Right now, the U.S. is starting to shift back to home ownership, but many families cannot apply for a mortgage. They’ve saved up enough cash to come up with a down-payment, but banks aren’t willing to originate loans to them, since they have poor credit scores.

I’ve recently seen a close friend of mine close lease options deals, which generate thousands of dollars a month in cash sums to him, on top of monthly fees that last for years, and he has been able to do this, while retaining a full-time job.

This is the perfect strategy for market conditions, such as these – it’s home-based, doesn’t require significant start-up capital, and provides a win-win solution for certain sellers and buyers, which he creates.

I’ve just closed one such deal personally, and I’m putting together a case study, as a Special Report, since it works in every U.S. market, takes a number of hours to put together, if implemented correctly, and banked me a 5-figure sum immediately.

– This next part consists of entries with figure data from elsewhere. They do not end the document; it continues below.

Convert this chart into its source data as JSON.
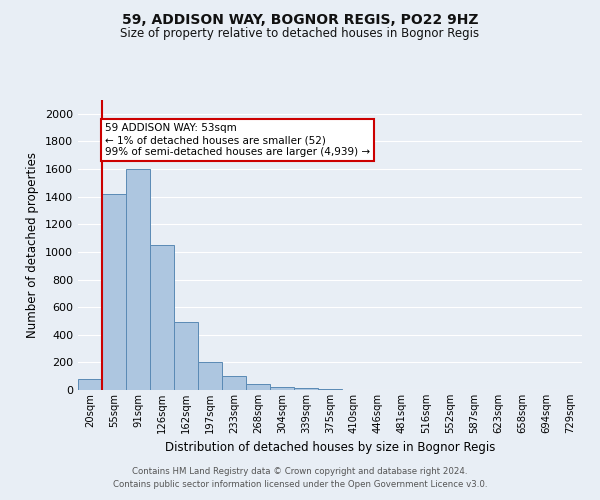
{
  "title_line1": "59, ADDISON WAY, BOGNOR REGIS, PO22 9HZ",
  "title_line2": "Size of property relative to detached houses in Bognor Regis",
  "xlabel": "Distribution of detached houses by size in Bognor Regis",
  "ylabel": "Number of detached properties",
  "bin_labels": [
    "20sqm",
    "55sqm",
    "91sqm",
    "126sqm",
    "162sqm",
    "197sqm",
    "233sqm",
    "268sqm",
    "304sqm",
    "339sqm",
    "375sqm",
    "410sqm",
    "446sqm",
    "481sqm",
    "516sqm",
    "552sqm",
    "587sqm",
    "623sqm",
    "658sqm",
    "694sqm",
    "729sqm"
  ],
  "bar_heights": [
    80,
    1420,
    1600,
    1050,
    490,
    205,
    105,
    45,
    25,
    15,
    10,
    0,
    0,
    0,
    0,
    0,
    0,
    0,
    0,
    0,
    0
  ],
  "bar_color": "#adc6e0",
  "bar_edgecolor": "#5a8ab5",
  "vline_x": 0.5,
  "vline_color": "#cc0000",
  "annotation_text": "59 ADDISON WAY: 53sqm\n← 1% of detached houses are smaller (52)\n99% of semi-detached houses are larger (4,939) →",
  "annotation_box_color": "#ffffff",
  "annotation_box_edgecolor": "#cc0000",
  "ylim": [
    0,
    2100
  ],
  "yticks": [
    0,
    200,
    400,
    600,
    800,
    1000,
    1200,
    1400,
    1600,
    1800,
    2000
  ],
  "background_color": "#e8eef5",
  "plot_background": "#e8eef5",
  "grid_color": "#ffffff",
  "footer_line1": "Contains HM Land Registry data © Crown copyright and database right 2024.",
  "footer_line2": "Contains public sector information licensed under the Open Government Licence v3.0."
}
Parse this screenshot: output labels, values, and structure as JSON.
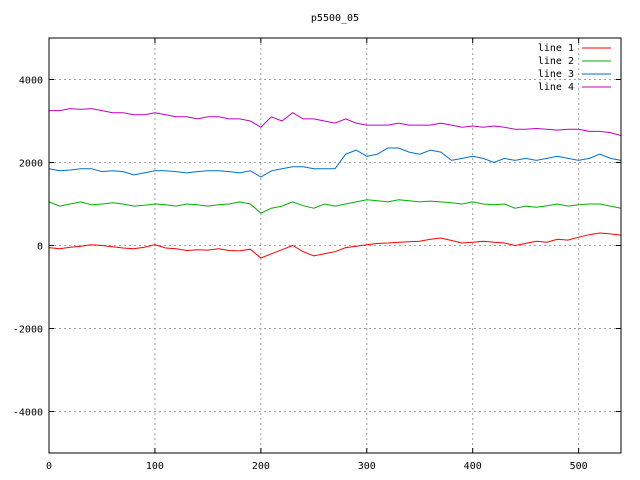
{
  "chart_data": {
    "type": "line",
    "title": "p5500_05",
    "xlabel": "",
    "ylabel": "",
    "xlim": [
      0,
      540
    ],
    "ylim": [
      -5000,
      5000
    ],
    "xticks": [
      0,
      100,
      200,
      300,
      400,
      500
    ],
    "yticks": [
      -4000,
      -2000,
      0,
      2000,
      4000
    ],
    "grid": true,
    "legend_position": "top-right",
    "x": [
      0,
      10,
      20,
      30,
      40,
      50,
      60,
      70,
      80,
      90,
      100,
      110,
      120,
      130,
      140,
      150,
      160,
      170,
      180,
      190,
      200,
      210,
      220,
      230,
      240,
      250,
      260,
      270,
      280,
      290,
      300,
      310,
      320,
      330,
      340,
      350,
      360,
      370,
      380,
      390,
      400,
      410,
      420,
      430,
      440,
      450,
      460,
      470,
      480,
      490,
      500,
      510,
      520,
      530,
      540
    ],
    "series": [
      {
        "name": "line 1",
        "color": "#ff0000",
        "values": [
          -50,
          -80,
          -40,
          -20,
          20,
          0,
          -30,
          -60,
          -80,
          -40,
          20,
          -60,
          -80,
          -120,
          -100,
          -110,
          -80,
          -120,
          -130,
          -90,
          -300,
          -200,
          -100,
          0,
          -150,
          -250,
          -200,
          -150,
          -50,
          -20,
          20,
          50,
          60,
          80,
          90,
          100,
          150,
          180,
          120,
          60,
          80,
          100,
          80,
          60,
          0,
          50,
          100,
          80,
          150,
          130,
          200,
          260,
          300,
          280,
          250
        ]
      },
      {
        "name": "line 2",
        "color": "#00b000",
        "values": [
          1050,
          950,
          1000,
          1050,
          980,
          1000,
          1030,
          1000,
          950,
          970,
          1000,
          980,
          950,
          1000,
          980,
          950,
          980,
          1000,
          1050,
          1000,
          780,
          900,
          950,
          1050,
          960,
          900,
          1000,
          950,
          1000,
          1050,
          1100,
          1080,
          1050,
          1100,
          1080,
          1050,
          1070,
          1050,
          1030,
          1000,
          1050,
          1000,
          980,
          1000,
          900,
          950,
          920,
          960,
          1000,
          950,
          980,
          1000,
          1000,
          950,
          900
        ]
      },
      {
        "name": "line 3",
        "color": "#0070d0",
        "values": [
          1850,
          1800,
          1820,
          1850,
          1850,
          1780,
          1800,
          1780,
          1700,
          1750,
          1800,
          1800,
          1780,
          1750,
          1780,
          1800,
          1800,
          1780,
          1750,
          1800,
          1650,
          1800,
          1850,
          1900,
          1900,
          1850,
          1850,
          1850,
          2200,
          2300,
          2150,
          2200,
          2350,
          2350,
          2250,
          2200,
          2300,
          2250,
          2050,
          2100,
          2150,
          2100,
          2000,
          2100,
          2050,
          2100,
          2050,
          2100,
          2150,
          2100,
          2050,
          2100,
          2200,
          2100,
          2050
        ]
      },
      {
        "name": "line 4",
        "color": "#c000c0",
        "values": [
          3250,
          3250,
          3300,
          3280,
          3300,
          3250,
          3200,
          3200,
          3150,
          3150,
          3200,
          3150,
          3100,
          3100,
          3050,
          3100,
          3100,
          3050,
          3050,
          3000,
          2850,
          3100,
          3000,
          3200,
          3050,
          3050,
          3000,
          2950,
          3050,
          2950,
          2900,
          2900,
          2900,
          2950,
          2900,
          2900,
          2900,
          2950,
          2900,
          2850,
          2880,
          2850,
          2880,
          2850,
          2800,
          2800,
          2820,
          2800,
          2780,
          2800,
          2800,
          2750,
          2750,
          2720,
          2650
        ]
      }
    ]
  }
}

Make it a point to allocate at least $150 a month to your education. Buy books, go to meet-ups, or treat the top real estate agent in your area to coffee. Connections will fuel many ideas and you’ll learn what people are doing right now to generate extra income.

While here in Costa Rica, I’ve met two couples, who take pictures, which they upload to an online photo market, and magazines pay them thousands of dollars a month for usage.

Start right now – make sure you find a secondary income stream.